TCM requires no subscription - if you have cable, you have TCM (probably not available in all areas, but in most of North America except Mexico). FMC does require subscription. I found Netflix problematic - if there was a film released both in a PD and restored studio versions, invariably you'd get the PD. Similarly, the list isn't as good as one would wish. I had over a dozen films in my to-be-released section that never got released in the year I had Netflix.

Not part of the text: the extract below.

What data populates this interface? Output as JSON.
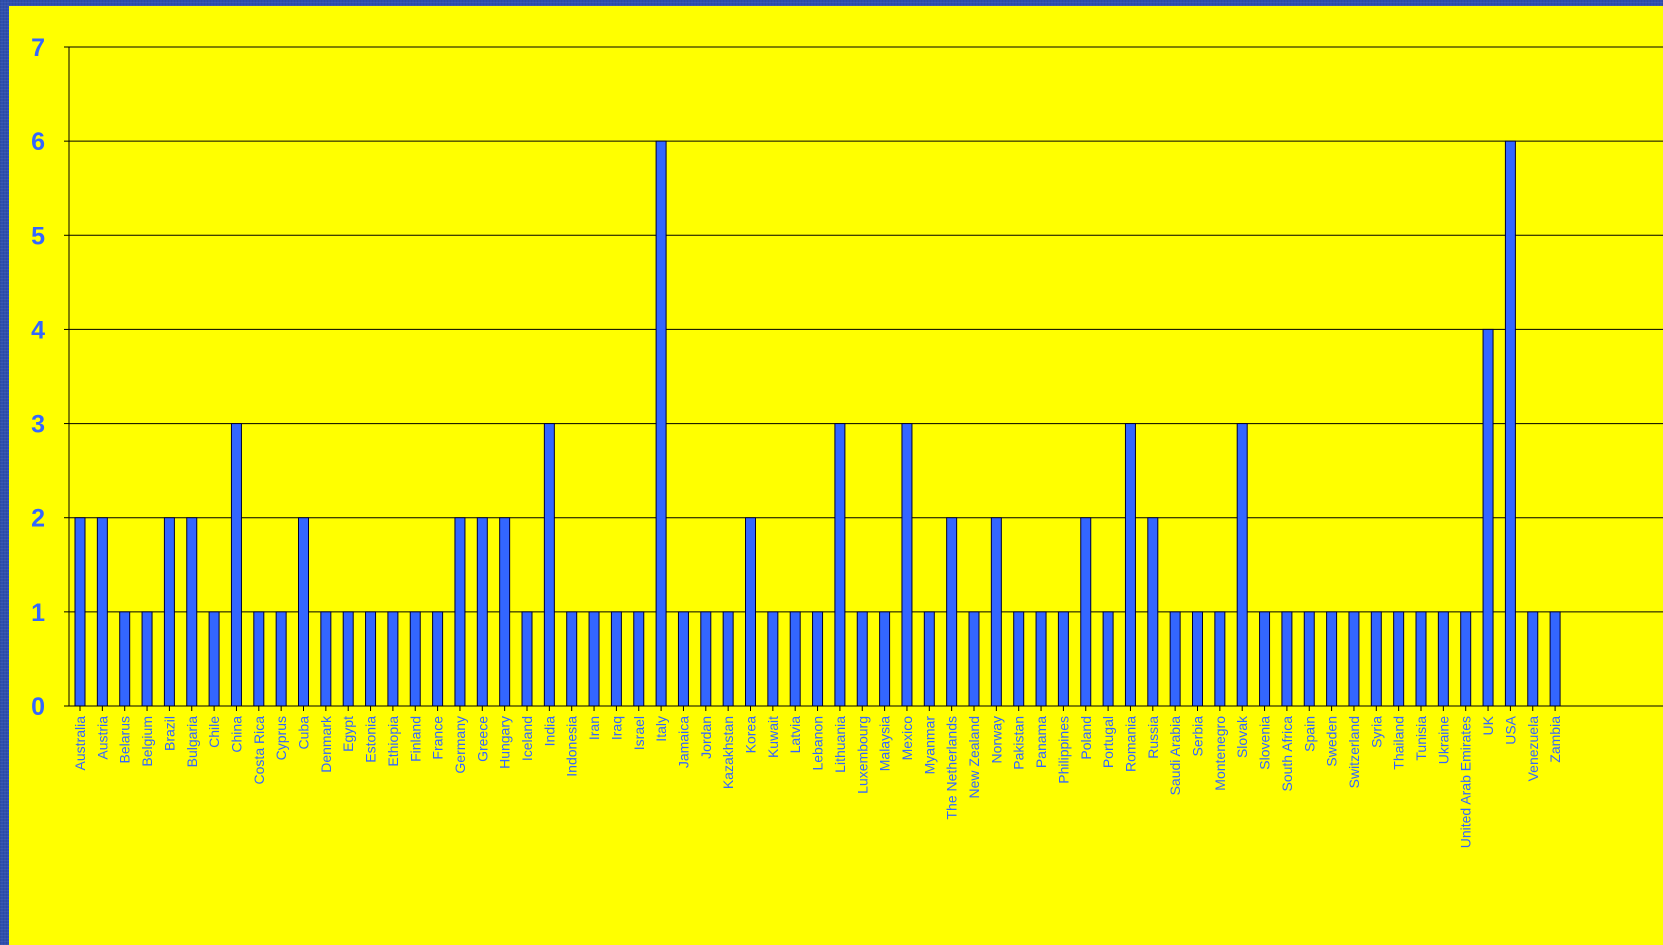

I have no idea what dvdtheque is except a program for managing DVDs. Don't think that's what you're referring to. I have about 550 recorded DVDs, and I edit copies of movies I like with Nero.

Gloria said...

Mndean, alas, not in my country: we have no cable proper here, so one has to subscribe if one wants to watch TCM or other similar channels. The cost is usually between 30 euros monthly, a sum with which i'd rather purchase three DVDs I like than suffer the programmer's whim.

(By dvdtheque I meant a set of shelves where one's dearest DVDs are kept/stored ;D)

mndean said...

It's always a pity we never can find out where each of us is actually posting from, at least by country.

I hadn't a clue of what a dvdtheque was, except to assume it was a sort of private dvd sharing group. That would work pretty much anywhere inside a country where home recordings could be shared. I could share my TCM recordings with anyone in the US for a nominal postal and media cost - just burn a copy with Nero and mail. It shouldn't even have to be sent back. I'm amazed clubs aren't common, as I'm sure I have things others want, as I want things others have that aren't out commercially. The problem would be the folks who would copy commercial DVDs and send those.